I don't know how far the car traveled on the icy road before it did stop. Visibility was nil and I had to back up blind praying we didn't get hit by a plow.
Obviously, I did get back to the turn and we got home, but I guess my point is that each and every time I make that turn, even now, more than twenty-six years later, my mind goes back to that day.
This is Widow Brain for me. Random things, a view, a song, a comment will trigger something inside me and I'm lost in a memory. I become distant, distracted. The conversation goes on around me, but I don't hear it. I try to play catch-up when I snap out of it. Most times I can't, so I nod and smile as though I know what's going on, but I don't.
People probably think I'm rude, inattentive, but I don't mean to be. I'm just thinking of Bill and my life for the past forty-five years. There are so many things I want to tell him, discuss with him, but I can't.
I want to be held and kissed.
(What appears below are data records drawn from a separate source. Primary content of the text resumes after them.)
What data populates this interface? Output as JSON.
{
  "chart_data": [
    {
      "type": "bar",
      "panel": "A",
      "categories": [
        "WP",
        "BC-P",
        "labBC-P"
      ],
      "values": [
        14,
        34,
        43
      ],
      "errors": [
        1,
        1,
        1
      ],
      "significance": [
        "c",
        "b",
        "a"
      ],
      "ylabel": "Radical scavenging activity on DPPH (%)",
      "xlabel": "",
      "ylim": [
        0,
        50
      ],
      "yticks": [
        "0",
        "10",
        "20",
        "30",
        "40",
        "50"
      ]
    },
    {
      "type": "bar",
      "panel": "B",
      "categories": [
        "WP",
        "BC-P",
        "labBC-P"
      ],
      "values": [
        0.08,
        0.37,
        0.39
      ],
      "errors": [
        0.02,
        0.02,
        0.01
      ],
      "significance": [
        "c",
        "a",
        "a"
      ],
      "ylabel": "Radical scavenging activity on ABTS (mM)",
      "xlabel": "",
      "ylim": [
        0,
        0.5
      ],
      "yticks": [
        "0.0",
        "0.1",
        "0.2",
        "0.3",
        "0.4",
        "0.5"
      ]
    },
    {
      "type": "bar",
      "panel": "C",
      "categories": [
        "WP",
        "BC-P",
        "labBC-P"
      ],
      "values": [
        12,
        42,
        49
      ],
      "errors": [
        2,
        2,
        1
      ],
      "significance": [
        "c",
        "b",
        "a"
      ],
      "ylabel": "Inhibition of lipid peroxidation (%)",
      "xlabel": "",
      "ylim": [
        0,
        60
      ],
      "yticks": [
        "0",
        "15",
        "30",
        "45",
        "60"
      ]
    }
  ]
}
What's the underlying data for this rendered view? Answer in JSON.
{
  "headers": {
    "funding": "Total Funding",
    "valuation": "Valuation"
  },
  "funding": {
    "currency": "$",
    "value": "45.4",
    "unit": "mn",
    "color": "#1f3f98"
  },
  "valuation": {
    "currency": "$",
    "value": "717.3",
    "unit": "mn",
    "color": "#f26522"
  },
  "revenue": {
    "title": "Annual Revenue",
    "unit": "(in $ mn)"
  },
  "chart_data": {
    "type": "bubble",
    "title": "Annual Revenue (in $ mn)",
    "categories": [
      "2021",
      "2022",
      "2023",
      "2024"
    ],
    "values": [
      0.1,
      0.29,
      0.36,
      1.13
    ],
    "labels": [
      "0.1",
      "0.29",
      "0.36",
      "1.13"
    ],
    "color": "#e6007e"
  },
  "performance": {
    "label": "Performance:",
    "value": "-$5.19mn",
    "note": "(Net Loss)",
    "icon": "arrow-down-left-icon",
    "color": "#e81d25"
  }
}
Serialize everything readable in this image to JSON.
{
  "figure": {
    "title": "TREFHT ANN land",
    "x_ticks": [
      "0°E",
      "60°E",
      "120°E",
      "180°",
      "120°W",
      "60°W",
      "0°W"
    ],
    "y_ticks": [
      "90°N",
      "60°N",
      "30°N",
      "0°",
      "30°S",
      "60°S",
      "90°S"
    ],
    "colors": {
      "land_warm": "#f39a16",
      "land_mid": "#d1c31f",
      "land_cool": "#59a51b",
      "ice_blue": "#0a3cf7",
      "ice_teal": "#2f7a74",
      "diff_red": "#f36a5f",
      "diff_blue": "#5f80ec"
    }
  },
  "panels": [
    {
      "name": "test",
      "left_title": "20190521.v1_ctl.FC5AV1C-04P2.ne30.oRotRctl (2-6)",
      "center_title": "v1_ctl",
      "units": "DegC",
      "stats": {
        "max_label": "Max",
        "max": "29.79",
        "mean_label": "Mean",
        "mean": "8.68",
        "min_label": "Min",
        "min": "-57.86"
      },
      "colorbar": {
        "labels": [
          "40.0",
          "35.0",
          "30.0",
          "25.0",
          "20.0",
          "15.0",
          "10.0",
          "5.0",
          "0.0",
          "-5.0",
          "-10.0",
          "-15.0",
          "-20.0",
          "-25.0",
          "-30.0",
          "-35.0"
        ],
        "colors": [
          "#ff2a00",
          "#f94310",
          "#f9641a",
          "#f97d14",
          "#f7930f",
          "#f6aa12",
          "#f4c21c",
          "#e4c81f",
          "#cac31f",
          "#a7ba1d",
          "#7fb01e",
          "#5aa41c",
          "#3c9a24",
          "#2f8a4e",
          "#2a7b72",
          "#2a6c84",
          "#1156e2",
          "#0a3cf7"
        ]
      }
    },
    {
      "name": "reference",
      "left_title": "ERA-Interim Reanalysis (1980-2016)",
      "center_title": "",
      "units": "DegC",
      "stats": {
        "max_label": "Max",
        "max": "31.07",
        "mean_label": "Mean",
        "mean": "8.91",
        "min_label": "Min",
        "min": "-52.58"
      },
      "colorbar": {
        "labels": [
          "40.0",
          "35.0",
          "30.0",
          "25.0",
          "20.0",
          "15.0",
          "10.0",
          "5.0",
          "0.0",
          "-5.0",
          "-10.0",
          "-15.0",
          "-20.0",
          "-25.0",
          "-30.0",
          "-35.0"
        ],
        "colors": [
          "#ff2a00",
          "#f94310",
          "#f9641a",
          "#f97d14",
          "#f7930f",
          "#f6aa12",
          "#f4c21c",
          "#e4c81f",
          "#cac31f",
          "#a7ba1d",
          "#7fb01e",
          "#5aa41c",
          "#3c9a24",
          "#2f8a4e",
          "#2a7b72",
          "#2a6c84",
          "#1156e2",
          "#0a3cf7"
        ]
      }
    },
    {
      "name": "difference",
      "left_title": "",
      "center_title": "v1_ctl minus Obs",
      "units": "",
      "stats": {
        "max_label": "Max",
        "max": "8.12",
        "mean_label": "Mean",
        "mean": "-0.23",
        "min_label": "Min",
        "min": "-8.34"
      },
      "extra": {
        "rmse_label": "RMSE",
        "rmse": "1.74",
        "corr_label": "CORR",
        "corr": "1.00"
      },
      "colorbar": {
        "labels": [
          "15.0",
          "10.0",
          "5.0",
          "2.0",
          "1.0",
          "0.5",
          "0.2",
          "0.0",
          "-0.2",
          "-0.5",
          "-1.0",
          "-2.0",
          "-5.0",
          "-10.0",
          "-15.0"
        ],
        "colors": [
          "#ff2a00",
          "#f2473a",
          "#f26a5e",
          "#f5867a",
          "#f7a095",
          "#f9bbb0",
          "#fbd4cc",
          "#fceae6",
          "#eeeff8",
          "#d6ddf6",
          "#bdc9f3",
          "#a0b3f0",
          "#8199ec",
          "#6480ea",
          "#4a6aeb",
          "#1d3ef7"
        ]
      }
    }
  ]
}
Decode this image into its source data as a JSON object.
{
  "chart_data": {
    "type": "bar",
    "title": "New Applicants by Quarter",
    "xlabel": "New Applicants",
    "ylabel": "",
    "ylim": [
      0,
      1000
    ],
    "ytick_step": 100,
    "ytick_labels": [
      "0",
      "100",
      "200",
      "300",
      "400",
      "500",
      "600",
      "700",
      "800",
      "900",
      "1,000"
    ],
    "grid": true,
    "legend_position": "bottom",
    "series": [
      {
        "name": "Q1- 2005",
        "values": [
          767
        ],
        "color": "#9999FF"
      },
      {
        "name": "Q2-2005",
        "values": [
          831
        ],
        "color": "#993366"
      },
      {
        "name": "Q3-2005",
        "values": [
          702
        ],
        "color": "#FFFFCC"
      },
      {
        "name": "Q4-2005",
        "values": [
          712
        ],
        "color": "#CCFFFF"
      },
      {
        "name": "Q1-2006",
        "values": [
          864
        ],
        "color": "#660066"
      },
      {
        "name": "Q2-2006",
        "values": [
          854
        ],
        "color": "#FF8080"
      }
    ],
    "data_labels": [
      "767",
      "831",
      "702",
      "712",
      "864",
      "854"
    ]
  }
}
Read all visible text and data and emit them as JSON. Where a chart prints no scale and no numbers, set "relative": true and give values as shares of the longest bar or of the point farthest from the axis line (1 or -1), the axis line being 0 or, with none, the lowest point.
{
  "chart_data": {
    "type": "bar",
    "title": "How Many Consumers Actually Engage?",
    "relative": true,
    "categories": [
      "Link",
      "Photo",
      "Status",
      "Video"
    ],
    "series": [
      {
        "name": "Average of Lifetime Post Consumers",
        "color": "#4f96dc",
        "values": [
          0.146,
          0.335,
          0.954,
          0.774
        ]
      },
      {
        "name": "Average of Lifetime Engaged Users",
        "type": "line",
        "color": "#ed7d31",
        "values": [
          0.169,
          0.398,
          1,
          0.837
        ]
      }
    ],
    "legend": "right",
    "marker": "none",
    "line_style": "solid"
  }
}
I want him to make me laugh again. I want him to hold me and promise everything will be all right, even if he's lying, which he did to make me feel better.
I'd like to forget the bad memories and remember only the good, but I'm afraid if I push them out of my mind, stuff them deeper I will forget more than I want to. I will forget the times we laughed and danced, the times we made love, the special days like this one on his fiftieth birthday with our oldest grandchild.
So I guess you take the bad to keep the good. I don't want to lose this one either.
Maybe someday I will my mind will completely go and I won't remember anything. I would find that very sad, for I never want to forget how it felt to be loved by this remarkable man. I don't want to forget the sound of his voice or his deep rugged laugh. I don't want to forget his scent or how soothing those huge, work hardened hands felt when he rubbed my back or held my hand. I don't want to forget his beautiful, blue Irish eyes twinkling with humor when he teased me. Basically, I don't want to forget one moment of our lives together!
So, with that being said, how do you go on? I guess Widow Brain is not such a bad thing. It provides a bit of insulation from the world around you, the world you don't want to face alone.
This page is now my blog/journal about Widowhood. I'm not qualified to give advice. I'm new at this. I don't want to be qualified. I don't want to be a widow, but no one asked me. These are my thoughts, fears and feelings. Please don't equate them as anything but that.